WYSIWYG: Who is the You?

July 6th, 2018

When someone says “What You See Is What You Get”, they are saying “I’m being upfront and open.”  As they are proclaiming being transparent, they are also say it’s up to you to believe them or not.

Surprise!It’s you!

While no truer words were every spoken, I think the profoundness (and actuality) of the phrase WYSISWG is often missed. We think it’s about the speaker, when, upon closer examination, it’s about the listener. While the speaker is referring to their own openness, ironically, the “you” in the phrase is not referring to the speaker, but to the listener.  The listener is the you in WYSISWG . The listener, not the speaker, is the one who determines how the speaker is seen.

If the listener interprets what’s being said as arrogance, righteousness, untrustworthiness, then that’s what the listener (the “you”) gets.
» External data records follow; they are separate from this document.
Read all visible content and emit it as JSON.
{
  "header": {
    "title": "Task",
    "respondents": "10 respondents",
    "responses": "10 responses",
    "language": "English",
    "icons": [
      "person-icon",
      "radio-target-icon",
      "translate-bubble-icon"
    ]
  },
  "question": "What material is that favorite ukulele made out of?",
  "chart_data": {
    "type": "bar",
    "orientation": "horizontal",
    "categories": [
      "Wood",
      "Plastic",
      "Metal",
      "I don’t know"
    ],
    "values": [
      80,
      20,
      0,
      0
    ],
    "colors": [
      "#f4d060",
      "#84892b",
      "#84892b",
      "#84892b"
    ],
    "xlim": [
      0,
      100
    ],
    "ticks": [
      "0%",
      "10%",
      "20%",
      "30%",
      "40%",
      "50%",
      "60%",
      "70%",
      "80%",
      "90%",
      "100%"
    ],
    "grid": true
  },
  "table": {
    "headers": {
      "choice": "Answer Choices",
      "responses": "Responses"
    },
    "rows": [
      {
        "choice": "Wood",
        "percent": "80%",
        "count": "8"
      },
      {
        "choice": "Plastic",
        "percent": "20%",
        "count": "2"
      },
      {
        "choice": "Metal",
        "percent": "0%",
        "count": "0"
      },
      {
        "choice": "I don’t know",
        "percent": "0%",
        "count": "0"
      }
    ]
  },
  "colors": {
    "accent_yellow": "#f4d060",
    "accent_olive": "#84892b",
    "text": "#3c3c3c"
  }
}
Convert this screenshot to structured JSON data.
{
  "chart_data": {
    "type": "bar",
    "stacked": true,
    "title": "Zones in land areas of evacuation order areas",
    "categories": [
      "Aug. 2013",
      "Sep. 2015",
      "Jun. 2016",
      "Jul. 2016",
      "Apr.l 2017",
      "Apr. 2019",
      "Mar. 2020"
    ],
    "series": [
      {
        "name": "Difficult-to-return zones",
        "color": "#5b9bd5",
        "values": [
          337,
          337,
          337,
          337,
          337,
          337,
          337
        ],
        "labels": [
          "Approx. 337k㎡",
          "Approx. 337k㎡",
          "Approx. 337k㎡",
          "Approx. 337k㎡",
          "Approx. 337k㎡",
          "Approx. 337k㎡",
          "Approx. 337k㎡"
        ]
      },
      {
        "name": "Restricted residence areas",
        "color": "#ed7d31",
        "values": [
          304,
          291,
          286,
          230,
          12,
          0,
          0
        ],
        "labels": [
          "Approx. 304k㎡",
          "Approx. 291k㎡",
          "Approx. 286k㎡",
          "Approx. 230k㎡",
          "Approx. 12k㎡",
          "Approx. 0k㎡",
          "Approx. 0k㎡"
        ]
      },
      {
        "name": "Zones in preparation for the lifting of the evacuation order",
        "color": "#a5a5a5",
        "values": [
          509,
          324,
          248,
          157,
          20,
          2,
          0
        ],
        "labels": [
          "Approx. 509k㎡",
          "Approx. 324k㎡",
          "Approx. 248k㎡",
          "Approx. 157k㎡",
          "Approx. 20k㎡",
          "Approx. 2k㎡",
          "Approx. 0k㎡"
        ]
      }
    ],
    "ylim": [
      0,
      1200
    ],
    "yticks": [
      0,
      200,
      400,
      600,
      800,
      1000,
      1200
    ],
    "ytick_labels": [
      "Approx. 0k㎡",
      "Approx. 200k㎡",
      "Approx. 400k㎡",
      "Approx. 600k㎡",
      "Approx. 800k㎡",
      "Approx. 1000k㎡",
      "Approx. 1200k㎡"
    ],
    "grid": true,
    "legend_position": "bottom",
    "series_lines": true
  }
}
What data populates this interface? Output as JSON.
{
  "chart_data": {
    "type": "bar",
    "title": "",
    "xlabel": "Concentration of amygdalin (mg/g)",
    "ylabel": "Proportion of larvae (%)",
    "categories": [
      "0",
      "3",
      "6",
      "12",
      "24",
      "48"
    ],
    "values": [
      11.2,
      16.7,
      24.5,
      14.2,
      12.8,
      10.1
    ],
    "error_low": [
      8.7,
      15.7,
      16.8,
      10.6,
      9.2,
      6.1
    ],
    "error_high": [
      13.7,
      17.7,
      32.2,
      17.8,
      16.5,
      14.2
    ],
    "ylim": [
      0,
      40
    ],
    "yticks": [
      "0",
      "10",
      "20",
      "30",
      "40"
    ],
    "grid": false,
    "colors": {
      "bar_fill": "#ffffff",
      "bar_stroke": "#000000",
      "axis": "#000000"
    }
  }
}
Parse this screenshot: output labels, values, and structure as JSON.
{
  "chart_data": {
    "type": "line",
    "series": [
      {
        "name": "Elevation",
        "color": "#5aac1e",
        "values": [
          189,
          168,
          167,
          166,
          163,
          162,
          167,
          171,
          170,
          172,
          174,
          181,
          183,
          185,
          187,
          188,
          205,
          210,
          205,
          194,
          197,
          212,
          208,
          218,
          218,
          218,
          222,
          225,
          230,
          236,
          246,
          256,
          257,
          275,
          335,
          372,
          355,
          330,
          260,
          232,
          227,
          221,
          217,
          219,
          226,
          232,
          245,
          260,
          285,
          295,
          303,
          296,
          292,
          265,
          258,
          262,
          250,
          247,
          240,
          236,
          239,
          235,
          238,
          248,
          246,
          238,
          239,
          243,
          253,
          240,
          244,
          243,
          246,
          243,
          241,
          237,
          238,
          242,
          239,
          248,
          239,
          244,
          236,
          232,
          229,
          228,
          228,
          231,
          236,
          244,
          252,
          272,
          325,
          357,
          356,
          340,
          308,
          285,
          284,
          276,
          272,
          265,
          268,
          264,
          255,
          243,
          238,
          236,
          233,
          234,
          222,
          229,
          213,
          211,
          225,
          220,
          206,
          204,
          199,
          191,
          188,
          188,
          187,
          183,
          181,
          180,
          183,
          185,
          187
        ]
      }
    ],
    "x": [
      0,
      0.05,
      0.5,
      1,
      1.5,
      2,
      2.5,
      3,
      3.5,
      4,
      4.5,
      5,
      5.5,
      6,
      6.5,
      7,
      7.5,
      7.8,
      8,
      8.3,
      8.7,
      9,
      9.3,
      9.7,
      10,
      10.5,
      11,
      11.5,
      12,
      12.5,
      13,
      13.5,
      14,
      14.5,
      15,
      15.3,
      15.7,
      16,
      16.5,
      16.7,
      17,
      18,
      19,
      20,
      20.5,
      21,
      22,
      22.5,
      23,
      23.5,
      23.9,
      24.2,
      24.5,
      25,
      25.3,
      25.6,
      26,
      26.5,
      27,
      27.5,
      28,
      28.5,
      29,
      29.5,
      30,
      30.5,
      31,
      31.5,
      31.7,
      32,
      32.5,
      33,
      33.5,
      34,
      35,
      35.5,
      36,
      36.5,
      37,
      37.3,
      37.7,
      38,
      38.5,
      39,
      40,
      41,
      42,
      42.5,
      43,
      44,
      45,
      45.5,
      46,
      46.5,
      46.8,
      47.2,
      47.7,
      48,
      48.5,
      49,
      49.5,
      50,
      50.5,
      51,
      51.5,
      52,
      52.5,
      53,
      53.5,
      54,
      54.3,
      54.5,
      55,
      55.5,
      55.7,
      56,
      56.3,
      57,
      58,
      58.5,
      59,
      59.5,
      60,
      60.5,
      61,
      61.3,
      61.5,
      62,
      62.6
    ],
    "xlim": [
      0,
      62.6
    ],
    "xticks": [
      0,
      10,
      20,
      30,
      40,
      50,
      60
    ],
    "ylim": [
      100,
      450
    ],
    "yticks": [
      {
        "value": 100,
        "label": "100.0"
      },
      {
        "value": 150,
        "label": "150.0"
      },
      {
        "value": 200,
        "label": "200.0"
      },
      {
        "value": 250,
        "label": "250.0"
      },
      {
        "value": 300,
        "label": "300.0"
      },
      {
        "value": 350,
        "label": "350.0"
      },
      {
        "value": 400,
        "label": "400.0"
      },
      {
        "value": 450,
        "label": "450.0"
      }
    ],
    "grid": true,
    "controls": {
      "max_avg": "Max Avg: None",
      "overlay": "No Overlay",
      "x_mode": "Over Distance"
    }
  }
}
If the listener interprets kindness and vulnerability, that’s what the listener gets, that’s how the speaker shows up. What the listener interprets is what the listener gets. Who the speaker is being, at least in terms of how they are perceived by the listener, is determined by the listener.

Power of the listener

What is so important about understanding the perception and power of the listener?  It matters if you are committed to creating relationships which can achieve big goals, which can rebound quickly when things go array, which can align, collaborate and leverage opportunities.

Just as “beauty is in the eye of the beholder”, openness, reliability and trustworthiness are in the ear (perception) of the listener.  It’s not what is said, it’s about what is heard. What’s heard depends on what the listener is listening to.  Is their internal conversation telling them that they should not agree with you, no matter what you say? Is their internal conversation telling them “be careful, be wary”? Do they even know they are listening to an internal conversation that might be limiting how they listen to you?

To influence the listener

If we recognize the power of what’s heard by the listener, then, when we speak, our attention will be on  how our words land on the listener.  To shift our attention from what we say to how our words are heard, here are some essential elements:

  • Be clear about your intended outcome for the conversation. (If it is to “be right; put them in their place”, don’t even open your mouth.)
  • Share the outcome you desire and ask what they hear. Ask if they can support the outcome being realized. If not, dialogue to arrive at a mutually acceptable outcome.
  • During the conversation, check in with each other periodically. Ask what’s been heard and understood. Ask to learn, not to debate. Share what you are understanding, learning.
  • End by summarizing any commitments and next steps.

Even if you are sure you already conduct conversations in this manner, ask people if that’s their experiencing. Knowing their perception is worth its weight in gold in your goal to influence them.

Onward, with ears and hearts ready to listen!